Google “workout tired”….this is what comes up
This couldn’t be more accurate. Whatever you do, make sure you ALWAYS keep your training goals in mind. Never judge your level of fatigue after a workout as an accurate measure for your goal achievements. Never use soreness either as an indicator of your progress.
If you’re training to improve speed, it doesn’t make sense to do interval based work with short rest periods; you will get tired quickly and you won’t be able to give a 100% on every effort. Same thing goes for people who do crossfit type training (as it seems to be the new trend) and are looking to increase their strength and power for sports peformance.
What’s all the hype with that crossfit stuff anyway?
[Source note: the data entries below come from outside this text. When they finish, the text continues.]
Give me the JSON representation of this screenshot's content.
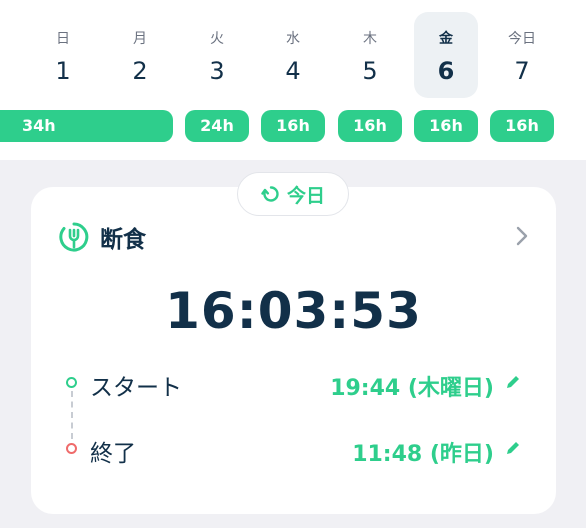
{
  "week": {
    "days": [
      {
        "dow": "日",
        "num": "1",
        "hours": "34h"
      },
      {
        "dow": "月",
        "num": "2",
        "hours": "24h"
      },
      {
        "dow": "火",
        "num": "3",
        "hours": "16h"
      },
      {
        "dow": "水",
        "num": "4",
        "hours": "16h"
      },
      {
        "dow": "木",
        "num": "5",
        "hours": "16h"
      },
      {
        "dow": "金",
        "num": "6",
        "hours": "16h"
      },
      {
        "dow": "今日",
        "num": "7",
        "hours": "16h"
      }
    ],
    "selected_day": "6"
  },
  "today_chip": {
    "label": "今日"
  },
  "card": {
    "title": "断食",
    "timer": "16:03:53",
    "start": {
      "label": "スタート",
      "value": "19:44 (木曜日)"
    },
    "end": {
      "label": "終了",
      "value": "11:48 (昨日)"
    }
  },
  "colors": {
    "accent": "#2ece8c",
    "text": "#123049",
    "end_dot": "#ef6b6b",
    "background": "#f0f0f4"
  },
  "icons": {
    "fasting": "fork-clock-icon",
    "today": "rotate-icon",
    "chevron": "chevron-right-icon",
    "edit": "pencil-icon"
  }
}
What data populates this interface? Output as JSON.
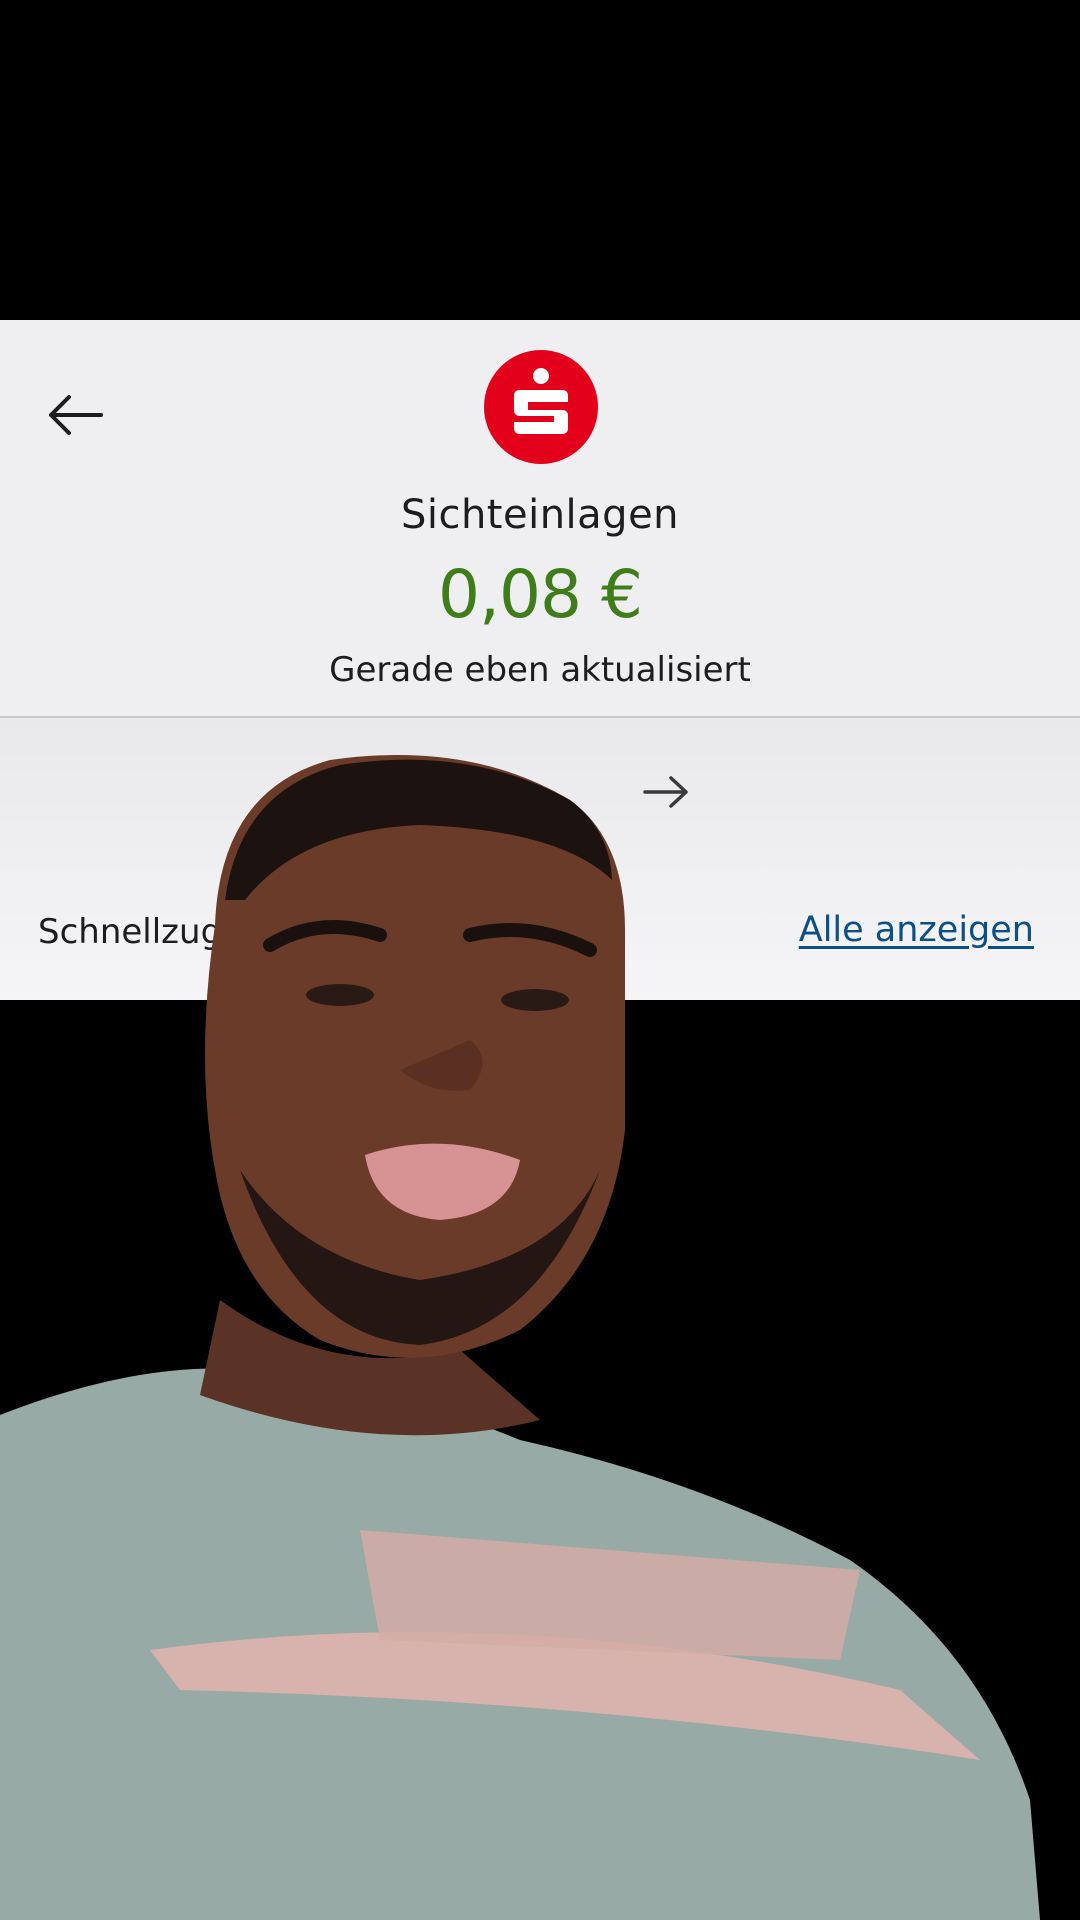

I do think that there are many pros and cons to consider with this crossfit thing before you get into it, but using crossfit for sport-specific performance is totally ridiculous; doing tons of reps with minimal rest is not going to improve your strength and power for anyone with more than 2 years of lifting experience. Also the risk to benefit ratio with crossfit is not worth it if you’re an athlete, as you often perform complex movements with a high level of fatigue. And as I’ve mentionned times and times before, doing distance running or aerobic based training to improve sport-specific conditioning for anaerobic sports like hockey, football, soccer, lacrosse and the like is equally idiotic.
But I’ll stop here as I feel I’m starting to bitch a little too much here. The take home message is this: always keep your training goals in mind whatever you do. Consider what you really want to achieve; whether it’s to increase your speed, increase your power and strength, lower your body fat or gain muscle. Plan your training in a smart way and be consistent with your goals and train accordingly. Also accept the fact that it’s ok to leave the gym not tired sometimes, and it might actually be more beneficial to your results.